Liu and Antal have plans to create a website for the properties that will help support community events aimed at supporting the businesses.
"We want to work with other ownerships and developments to bring more activities downtown," Antal said.
Tarpoff said working together with nearby businesses and property owners can benefit all involved.
"There's a reason the car dealerships all go near each other," he said.
In addition to owning the J. Liu restaurants, Liu also is a 50% owner of Lane Avenue in Upper Arlington and is working on a mixed-use development in Dayton.
Liu said he has developed a long record of supporting the communities where he has businesses and property.

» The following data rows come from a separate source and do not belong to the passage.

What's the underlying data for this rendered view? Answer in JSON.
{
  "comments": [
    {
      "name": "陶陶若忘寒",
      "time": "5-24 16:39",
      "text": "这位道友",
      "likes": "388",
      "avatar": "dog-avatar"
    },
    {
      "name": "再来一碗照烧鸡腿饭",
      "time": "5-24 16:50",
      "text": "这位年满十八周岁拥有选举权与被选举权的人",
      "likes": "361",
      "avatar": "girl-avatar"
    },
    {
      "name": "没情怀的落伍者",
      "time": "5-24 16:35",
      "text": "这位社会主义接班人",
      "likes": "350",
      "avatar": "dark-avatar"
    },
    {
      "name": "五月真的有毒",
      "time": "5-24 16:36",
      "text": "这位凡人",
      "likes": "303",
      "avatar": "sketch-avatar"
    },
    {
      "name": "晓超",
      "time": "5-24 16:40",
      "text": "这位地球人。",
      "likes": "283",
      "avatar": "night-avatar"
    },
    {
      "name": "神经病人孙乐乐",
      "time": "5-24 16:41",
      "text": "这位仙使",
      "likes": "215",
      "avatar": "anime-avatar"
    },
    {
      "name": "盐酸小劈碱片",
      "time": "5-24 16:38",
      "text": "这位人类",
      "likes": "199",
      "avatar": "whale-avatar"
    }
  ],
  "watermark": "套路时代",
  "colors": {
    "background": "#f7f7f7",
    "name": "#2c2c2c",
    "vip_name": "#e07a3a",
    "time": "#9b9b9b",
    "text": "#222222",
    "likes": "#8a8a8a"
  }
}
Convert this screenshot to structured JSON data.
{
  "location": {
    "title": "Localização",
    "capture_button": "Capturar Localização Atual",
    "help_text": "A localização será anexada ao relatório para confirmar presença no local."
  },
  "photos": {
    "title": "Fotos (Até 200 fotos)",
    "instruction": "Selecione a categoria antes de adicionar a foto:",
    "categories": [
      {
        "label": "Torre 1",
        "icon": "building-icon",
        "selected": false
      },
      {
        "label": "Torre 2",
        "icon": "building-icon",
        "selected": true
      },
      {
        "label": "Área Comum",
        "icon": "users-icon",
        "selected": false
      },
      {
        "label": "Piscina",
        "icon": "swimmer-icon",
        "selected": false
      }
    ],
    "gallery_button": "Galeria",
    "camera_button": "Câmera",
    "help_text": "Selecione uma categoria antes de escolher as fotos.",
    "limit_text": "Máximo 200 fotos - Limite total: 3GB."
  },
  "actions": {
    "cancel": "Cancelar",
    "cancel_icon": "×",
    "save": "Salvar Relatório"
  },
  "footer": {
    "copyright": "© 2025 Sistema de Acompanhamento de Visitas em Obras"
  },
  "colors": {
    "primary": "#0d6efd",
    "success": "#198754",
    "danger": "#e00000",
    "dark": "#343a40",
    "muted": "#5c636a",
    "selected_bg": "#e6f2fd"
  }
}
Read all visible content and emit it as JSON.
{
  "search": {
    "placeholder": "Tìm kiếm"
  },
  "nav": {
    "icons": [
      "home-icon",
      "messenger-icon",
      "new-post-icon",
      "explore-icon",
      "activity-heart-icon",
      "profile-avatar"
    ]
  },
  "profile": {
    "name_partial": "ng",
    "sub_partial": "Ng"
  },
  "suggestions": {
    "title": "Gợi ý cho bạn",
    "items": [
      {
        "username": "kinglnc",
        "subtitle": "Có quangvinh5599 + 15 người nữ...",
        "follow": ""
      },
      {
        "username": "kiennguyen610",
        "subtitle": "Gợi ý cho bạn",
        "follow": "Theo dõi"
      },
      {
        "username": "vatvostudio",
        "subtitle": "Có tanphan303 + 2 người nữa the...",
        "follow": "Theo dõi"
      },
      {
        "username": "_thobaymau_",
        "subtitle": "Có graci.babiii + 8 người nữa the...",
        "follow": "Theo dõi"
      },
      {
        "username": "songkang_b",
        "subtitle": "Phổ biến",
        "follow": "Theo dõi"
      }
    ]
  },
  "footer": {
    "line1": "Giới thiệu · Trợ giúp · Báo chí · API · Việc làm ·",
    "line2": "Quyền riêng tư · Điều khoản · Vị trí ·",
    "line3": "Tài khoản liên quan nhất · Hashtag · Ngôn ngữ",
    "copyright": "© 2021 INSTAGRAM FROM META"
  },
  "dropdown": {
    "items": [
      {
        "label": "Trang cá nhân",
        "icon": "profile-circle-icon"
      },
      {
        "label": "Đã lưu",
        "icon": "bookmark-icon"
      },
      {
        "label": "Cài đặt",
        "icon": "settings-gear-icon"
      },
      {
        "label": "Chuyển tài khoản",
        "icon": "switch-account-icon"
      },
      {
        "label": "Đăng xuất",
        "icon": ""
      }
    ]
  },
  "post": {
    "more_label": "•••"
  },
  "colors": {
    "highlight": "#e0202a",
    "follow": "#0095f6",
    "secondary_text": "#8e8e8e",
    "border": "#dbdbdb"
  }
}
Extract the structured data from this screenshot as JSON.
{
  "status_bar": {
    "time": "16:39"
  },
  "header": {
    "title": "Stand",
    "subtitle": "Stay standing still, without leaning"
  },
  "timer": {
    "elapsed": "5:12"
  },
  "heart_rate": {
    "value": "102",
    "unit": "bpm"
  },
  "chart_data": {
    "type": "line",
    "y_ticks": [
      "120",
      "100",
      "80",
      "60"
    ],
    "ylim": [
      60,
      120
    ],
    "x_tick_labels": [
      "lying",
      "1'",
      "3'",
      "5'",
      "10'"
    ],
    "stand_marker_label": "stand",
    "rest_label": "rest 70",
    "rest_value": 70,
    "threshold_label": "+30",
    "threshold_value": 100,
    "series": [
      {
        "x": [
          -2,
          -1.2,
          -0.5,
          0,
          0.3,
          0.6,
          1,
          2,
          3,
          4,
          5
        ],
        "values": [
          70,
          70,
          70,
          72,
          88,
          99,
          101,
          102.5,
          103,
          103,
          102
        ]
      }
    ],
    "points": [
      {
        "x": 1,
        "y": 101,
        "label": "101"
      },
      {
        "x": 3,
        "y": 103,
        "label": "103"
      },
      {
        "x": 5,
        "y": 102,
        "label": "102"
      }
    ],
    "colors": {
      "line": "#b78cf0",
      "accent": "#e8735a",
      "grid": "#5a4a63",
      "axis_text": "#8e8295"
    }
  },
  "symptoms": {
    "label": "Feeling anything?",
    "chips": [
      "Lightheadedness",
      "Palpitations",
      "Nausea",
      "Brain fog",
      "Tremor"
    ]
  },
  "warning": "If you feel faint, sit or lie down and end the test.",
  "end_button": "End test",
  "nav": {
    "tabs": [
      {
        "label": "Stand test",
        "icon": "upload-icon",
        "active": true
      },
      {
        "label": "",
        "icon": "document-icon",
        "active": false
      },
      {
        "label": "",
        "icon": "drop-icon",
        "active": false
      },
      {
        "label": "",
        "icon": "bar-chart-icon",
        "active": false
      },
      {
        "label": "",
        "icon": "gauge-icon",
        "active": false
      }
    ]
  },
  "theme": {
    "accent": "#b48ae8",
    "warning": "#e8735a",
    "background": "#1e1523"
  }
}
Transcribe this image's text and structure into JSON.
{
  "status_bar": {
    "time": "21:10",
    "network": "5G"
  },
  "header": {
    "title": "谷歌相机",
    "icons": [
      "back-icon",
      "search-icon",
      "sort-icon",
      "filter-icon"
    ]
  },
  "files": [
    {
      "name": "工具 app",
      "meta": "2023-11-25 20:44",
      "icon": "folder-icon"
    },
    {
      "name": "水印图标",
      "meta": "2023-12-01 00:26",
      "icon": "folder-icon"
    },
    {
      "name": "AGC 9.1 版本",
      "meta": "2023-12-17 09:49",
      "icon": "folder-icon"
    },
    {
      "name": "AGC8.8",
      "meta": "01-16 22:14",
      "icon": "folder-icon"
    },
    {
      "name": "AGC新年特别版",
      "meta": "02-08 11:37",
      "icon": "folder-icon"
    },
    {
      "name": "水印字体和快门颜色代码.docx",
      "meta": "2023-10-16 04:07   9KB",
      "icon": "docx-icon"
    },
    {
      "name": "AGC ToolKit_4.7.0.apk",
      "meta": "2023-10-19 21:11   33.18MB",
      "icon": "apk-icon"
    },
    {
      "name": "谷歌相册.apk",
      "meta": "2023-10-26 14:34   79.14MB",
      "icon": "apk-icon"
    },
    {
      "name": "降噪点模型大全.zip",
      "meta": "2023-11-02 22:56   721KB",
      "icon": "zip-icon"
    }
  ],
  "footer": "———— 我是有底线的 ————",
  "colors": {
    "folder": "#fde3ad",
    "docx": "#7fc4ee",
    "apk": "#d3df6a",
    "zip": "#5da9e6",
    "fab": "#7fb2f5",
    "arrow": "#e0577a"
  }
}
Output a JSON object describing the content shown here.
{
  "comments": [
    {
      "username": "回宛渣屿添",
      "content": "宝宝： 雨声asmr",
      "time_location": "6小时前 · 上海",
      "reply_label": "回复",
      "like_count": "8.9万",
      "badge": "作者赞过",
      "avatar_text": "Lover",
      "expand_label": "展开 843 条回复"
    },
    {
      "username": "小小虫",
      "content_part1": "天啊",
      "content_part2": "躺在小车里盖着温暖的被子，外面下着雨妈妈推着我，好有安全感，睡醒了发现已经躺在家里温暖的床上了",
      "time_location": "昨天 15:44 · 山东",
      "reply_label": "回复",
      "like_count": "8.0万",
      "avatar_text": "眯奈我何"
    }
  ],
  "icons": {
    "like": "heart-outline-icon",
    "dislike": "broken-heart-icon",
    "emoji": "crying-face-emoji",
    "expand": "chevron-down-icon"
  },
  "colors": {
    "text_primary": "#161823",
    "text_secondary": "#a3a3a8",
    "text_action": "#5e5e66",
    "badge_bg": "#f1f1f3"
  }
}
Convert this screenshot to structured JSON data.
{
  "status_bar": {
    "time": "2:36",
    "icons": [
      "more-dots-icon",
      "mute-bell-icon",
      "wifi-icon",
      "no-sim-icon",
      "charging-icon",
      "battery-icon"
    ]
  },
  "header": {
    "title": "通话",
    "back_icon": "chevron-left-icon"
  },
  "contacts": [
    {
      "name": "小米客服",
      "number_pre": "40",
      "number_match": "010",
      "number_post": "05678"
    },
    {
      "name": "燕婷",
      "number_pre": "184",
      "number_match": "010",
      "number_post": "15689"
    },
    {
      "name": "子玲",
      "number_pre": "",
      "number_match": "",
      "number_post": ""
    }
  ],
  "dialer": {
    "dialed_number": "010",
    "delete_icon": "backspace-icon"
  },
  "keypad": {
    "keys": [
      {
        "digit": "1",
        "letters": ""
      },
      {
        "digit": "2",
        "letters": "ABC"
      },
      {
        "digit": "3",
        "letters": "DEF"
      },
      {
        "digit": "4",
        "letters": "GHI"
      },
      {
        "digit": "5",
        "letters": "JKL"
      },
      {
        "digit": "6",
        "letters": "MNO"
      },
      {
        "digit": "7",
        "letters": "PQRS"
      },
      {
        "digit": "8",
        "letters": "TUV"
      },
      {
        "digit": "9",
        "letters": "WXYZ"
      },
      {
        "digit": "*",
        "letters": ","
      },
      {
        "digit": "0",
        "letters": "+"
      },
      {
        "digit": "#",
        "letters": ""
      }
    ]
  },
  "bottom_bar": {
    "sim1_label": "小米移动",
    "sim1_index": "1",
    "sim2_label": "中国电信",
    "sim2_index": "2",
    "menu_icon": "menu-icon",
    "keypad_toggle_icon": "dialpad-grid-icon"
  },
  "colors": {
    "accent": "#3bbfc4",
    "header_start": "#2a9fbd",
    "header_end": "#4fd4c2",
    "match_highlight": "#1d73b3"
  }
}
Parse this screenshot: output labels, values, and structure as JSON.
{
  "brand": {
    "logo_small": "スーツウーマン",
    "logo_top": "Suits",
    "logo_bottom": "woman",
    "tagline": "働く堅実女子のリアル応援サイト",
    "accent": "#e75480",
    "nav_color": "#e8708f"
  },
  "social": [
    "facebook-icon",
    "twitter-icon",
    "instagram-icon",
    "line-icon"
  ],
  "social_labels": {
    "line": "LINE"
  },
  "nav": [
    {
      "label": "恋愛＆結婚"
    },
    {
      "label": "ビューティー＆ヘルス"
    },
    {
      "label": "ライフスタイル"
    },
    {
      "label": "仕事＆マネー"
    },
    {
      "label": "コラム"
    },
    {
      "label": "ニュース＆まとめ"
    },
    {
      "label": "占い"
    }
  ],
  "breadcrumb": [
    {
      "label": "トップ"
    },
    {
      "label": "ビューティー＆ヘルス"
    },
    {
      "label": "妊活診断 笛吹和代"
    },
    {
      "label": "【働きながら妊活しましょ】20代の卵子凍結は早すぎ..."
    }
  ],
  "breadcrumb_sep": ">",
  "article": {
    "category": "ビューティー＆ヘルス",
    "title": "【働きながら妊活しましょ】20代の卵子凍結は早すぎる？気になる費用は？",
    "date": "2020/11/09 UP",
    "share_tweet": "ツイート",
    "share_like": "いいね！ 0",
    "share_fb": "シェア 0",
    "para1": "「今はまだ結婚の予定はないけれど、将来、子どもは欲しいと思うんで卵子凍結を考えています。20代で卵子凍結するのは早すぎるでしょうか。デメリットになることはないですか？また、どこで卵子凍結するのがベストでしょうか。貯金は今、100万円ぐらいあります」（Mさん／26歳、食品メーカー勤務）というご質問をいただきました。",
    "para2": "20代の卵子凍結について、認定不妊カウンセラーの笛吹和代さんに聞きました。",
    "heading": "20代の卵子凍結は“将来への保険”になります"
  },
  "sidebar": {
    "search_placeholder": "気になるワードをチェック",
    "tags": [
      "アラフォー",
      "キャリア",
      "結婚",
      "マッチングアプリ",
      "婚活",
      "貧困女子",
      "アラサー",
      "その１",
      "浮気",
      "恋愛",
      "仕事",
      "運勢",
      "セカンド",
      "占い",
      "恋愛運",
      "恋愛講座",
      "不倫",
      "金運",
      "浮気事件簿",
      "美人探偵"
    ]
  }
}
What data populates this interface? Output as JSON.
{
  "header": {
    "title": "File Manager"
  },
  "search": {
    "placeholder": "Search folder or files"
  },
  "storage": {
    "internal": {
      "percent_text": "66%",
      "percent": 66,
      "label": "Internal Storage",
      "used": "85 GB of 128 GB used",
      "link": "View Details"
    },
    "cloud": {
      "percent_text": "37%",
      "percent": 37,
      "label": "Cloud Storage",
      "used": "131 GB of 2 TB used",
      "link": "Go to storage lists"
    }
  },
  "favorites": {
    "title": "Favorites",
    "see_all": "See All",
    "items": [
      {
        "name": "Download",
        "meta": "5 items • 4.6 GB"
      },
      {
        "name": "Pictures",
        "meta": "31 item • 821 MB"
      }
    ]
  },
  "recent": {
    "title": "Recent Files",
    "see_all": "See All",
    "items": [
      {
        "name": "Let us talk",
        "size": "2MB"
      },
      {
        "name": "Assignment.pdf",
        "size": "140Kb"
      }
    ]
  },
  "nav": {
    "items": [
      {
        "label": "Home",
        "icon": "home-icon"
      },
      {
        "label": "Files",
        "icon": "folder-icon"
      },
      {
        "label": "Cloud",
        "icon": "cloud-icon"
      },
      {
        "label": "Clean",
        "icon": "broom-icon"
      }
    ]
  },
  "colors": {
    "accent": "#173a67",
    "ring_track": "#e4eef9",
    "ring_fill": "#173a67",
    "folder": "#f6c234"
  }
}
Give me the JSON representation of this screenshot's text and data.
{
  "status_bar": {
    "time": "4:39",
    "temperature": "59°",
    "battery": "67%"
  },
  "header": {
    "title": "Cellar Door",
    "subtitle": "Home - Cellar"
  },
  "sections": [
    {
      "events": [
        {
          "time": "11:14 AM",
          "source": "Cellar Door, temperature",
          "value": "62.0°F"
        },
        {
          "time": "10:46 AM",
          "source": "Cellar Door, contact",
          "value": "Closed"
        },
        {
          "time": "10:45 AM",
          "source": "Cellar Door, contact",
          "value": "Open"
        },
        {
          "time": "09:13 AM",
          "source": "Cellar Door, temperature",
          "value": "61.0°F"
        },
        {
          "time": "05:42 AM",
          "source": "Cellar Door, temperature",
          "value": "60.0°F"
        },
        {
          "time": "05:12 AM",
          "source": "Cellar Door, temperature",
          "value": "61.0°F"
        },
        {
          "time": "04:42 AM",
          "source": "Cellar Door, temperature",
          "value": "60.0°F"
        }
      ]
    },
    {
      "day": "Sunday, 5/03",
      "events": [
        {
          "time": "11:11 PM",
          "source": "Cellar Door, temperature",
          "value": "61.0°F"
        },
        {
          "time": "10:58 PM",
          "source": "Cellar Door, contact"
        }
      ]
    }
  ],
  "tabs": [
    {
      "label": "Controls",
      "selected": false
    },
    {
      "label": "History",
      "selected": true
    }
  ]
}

"I'm involved with every community where I have businesses," he said. "For example, in Dublin over 18 years I’ve been part in the Dublin Irish Festival. We want Acorn Alley to be a destination spot for everybody visiting Kent."
Antal said there are currently four business vacancies and one apartment vacancy. One of the business vacancies is the former Franklin Hotel Bar.
"For Franklin Hotel Bar, we have probably five people who have expressed a strong desire to rent the space," he said. "Four out of five want to bring in a speak-easy kind of concept."
Wilke said the bar "already kind of had that feel."
"It's a great complement to The Kent Stage," he added. "People love to go there first and then go see a show.